Allegations of a particular market player being favoured over others were flying thick and fast in the early days of the scam.
A large investor with inside information, allegedly close to Jignesh Shah, quietly sold off investments worth several hundred crores even as 13,000 investors were oblivious of the lurking danger to their holdings in the National Spot Exchange (NSEL).
The Economic Offences Wing (EOW) of Mumbai police is probing a corporate group, which had significant exposure to the National Spot Exchange but exited its positions just before the scam broke out on July 31, 2013. This investor was also one of the largest player in the futures exchange MCX, which then belonged to the Shah-controlled Financial Technologies group.
Allegations of a particular market player being favoured over others were flying thick and fast in the early days of the scam.

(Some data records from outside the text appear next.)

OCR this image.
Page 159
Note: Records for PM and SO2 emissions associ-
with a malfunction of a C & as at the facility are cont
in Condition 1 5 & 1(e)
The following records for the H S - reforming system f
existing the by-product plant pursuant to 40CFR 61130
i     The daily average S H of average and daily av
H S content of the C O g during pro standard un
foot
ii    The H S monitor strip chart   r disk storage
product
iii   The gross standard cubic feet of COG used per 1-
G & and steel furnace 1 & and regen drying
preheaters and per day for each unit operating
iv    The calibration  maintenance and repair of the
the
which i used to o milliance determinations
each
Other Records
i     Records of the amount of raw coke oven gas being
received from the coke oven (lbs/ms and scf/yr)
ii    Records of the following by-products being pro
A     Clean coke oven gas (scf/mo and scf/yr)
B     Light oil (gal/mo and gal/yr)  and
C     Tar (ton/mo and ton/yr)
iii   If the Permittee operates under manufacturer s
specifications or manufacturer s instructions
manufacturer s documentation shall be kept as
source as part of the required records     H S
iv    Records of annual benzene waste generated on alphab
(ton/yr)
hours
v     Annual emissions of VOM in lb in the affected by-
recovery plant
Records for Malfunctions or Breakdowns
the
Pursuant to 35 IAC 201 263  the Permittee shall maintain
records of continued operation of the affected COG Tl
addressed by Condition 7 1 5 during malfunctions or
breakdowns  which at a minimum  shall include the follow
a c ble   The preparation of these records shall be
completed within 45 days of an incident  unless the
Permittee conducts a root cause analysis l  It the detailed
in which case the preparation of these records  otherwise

Some investors had even pointed out a Mumbai-based entity with interests in financial services. The mysterious shrinking and disappearance of NSEL's Rs 800 crore settlement guarantee fund had also added credence to this theory. Conclusive evidence was elusive.
But, the EOW has now stated that this strand of investigation is still alive in its latest chargesheet filed on Monday accusing Financial Technologies group founder Jignesh Shah of criminal conspiracy. "Investigation on this aspect is still in progress," the charge sheet said.
The group, the agency suggested was close to Shah, as both had lending and investment transactions dating back to 2005. Describing the unnamed group and its transactions, the chargesheet said "During investigation, it is disclosed that Jignesh Shah had invested Rs 5 crore (Rs 50 million) in one company through his company La Fin Financial Services in the year 2005. This company along with its sister concerns is one of the largest investors of both MCX as well as NSEL."
The group also had transactions with other FT group entities and directors. EOW has found that this group through one of its arms had invested Rs 5 crore in National Bulk Handling Corp (NBHC) till 2012. NBHC, an FTIL group entity and sister concern of NSEL, which dealt in commodities warehouses, was sold off to India Value Fund, a private equity firm after the NSEL scam broke out.
"They also gave a loan of Rs 2.05 crore to one director of NSEL. This group in spite of largest investor (sic) didn't lose any money and withdrew just before outbreak of this scam. All these indicate towards insider trading in the platform of NSEL," the investigative agency said.
The chargesheet also lists various assets of Shah and his wife Rupal Shah that have been secured/recovered or seized by the agency. These include 20.71 million FTIL shares worth over Rs 602 crore (Rs 6.02 billion) at Wednesday's close of Rs 290.85, 1.2 million shares of Edelweiss financial services, which at Rs 62.30 each, was worth Rs 7.47 crore and investments in instruments of several infrastructure financing institutions such as Indian Railway Finance Corporation, National Highway Authority of India, Power Finance Corp, L&T Infra Finance.
It also listed nine bank accounts with a total credit balance of Rs 13.68 crore. Several houses and land assets of Shah in Mumbai and Pune were also listed in the chargesheet.